“Ibu masak apa?” bocah laki-laki berusia lima tahun itu bertanya. Ia masih mengucek-ngucek matanya. Rambutnya acak-acakan.
“Ketupat, Nak. Besok Lebaran. Nanti malam bapakmu pulang.”
Bocah itu mendekat, lantas mendusel ke pangkuannya. “Kau masih lemas?”
Bocah itu menggeleng pelan.
***
Bulu matanya lengket oleh campuran antara bensin dan darah. Ada semacam tirai yang menghalangi pandangannya. Namun, pandangannya hanya kabur, bukan buta sepenuhnya. Di balik tirai itu, melayang-layang di angkasa, tampak sesuatu yang berkilau.
Bukan kilauan yang dekat dengan warna putih, melainkan hitam. Bagaimana bisa warna hitam yang sepekat itu berkilau? Lagi pula, itu kilauan yang sungguh menyilaukan. Hampir sama mengilaukannya dengan matahari pagi. Bukan kilauan biasa.
Sesuatu itu kian mendekat ke arahnya. Ia berupaya berteriak meminta tolong. Namun, suaranya sudah habis. Yang meluncur dari tenggorokannya hanya desisan pendek. Sesuatu itu kian mendekat. Semakin dekat.

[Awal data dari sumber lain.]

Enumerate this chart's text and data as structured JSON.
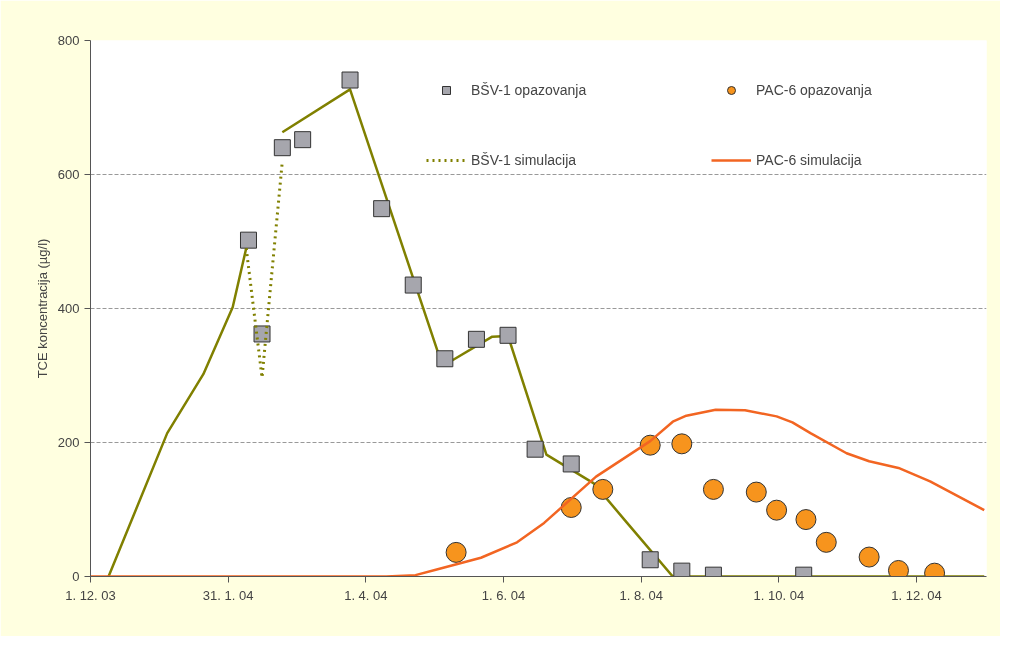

Langit belum sepenuhnya gelap. Dan sesuatu yang kegelapannya melebihi kekelaman malam yang paling kelam itu, sesuatu yang kekelamannya menyilaukan itu, tampak semakin jelas lagi; merentangkan sepasang sayap yang terlihat kokoh dan perkasa.
“Ia akan menolongku dari kesalahpahaman ini,” yakinnya.
Ia mengira sesuatu itu akan mengusir orang-orang marah tersebut. Semakin dekat sesuatu itu, semakin jelaslah bahwa sesuatu itu memiliki ukuran yang luar biasa besar. Sebegitu besar hingga rasa-rasanya ia sanggup menutupi seantero bumi dengan bentangan sayapnya.
“Tolong aku,” ia kembali mendesis.
“Bakar! Bakar!” ia mendengar teriakan.
“Nyalakan! Nyalakan!”
***
“Bapak sudah tidak jadi banci, kan Bu?” bocah kecil itu mengangkat kepalanya.
Ibunya tersenyum kecil. “Bapakmu tidak pernah menjadi banci.”
“Tapi orang-orang bilang…”
“Sudah berkali-kali Ibu bilang, bapakmu bukan banci. Bapakmu wedhokan, ia sekadar memerankan tokoh perempuan dalam ludruk.”
“Tapi, kata orang-orang, bapak sekarang tidak main ludruk. Bapak jadi banci di Surabaya.”
“Tidak, Nak. Bapakmu ngamen ludruk di kota. Dia main ludruk garingan. Sendirian. Dan, dia paling ahli jadi Simboknya Sarip Tambak Oso.”
“Bapak banci, ya?”
“Bukan, Nak. Nanti kau akan mengerti. Sudah, kau makan dulu ya… biar tipesnya tidak kambuh. Besok kan Lebaran. Ayo, Ibu juga mau buka puasa. Sudah Maghrib.”
***
Ia tidak mengerti kenapa kerumunan orang yang marah itu seperti tidak terusik dengan kehadiran sesuatu yang begitu besar dan berwarna hitam kelam dan menyilaukan tersebut. Mereka terus menghajarnya, melempari tubuhnya dengan batu dan potongan paving. Menendang dan memukul. Menjambak dan meludahi. Sementara seseorang, samar-samar, ia lihat menyalakan korek gas.
Ia juga tak tahu apa yang salah. Terminal ramai seperti biasanya pada musim mudik seperti sekarang. Ia menunggu bis yang masih menyisakan tempat duduk yang akan membawanya menemui istri dan anak semata wayangnya. Dan tiba-tiba, dengan cepat, ia telah berada dalam situasi ini.
“Sudah tiba waktunya,” ia mendengar suara. Bukan teriakan. Bukan dengan nada kemarahan. Suara itu lembut dan lebih seperti bisikan. Berat dan dalam. Dan bergema begitu saja di liang kupingnya.
“Apa maksudnya?” ia berdesis.
Sesuatu berwarna hitam pekat dan berkilau di depannya telah begitu dekat, menembus kerumunan orang-orang, lantas merangkulnya, melingkupkan sepasang sayap berukuran kolosal itu ke tubuhnya. Ia merasakan tubuhnya yang telah hancur kian lemah. Semakin payah.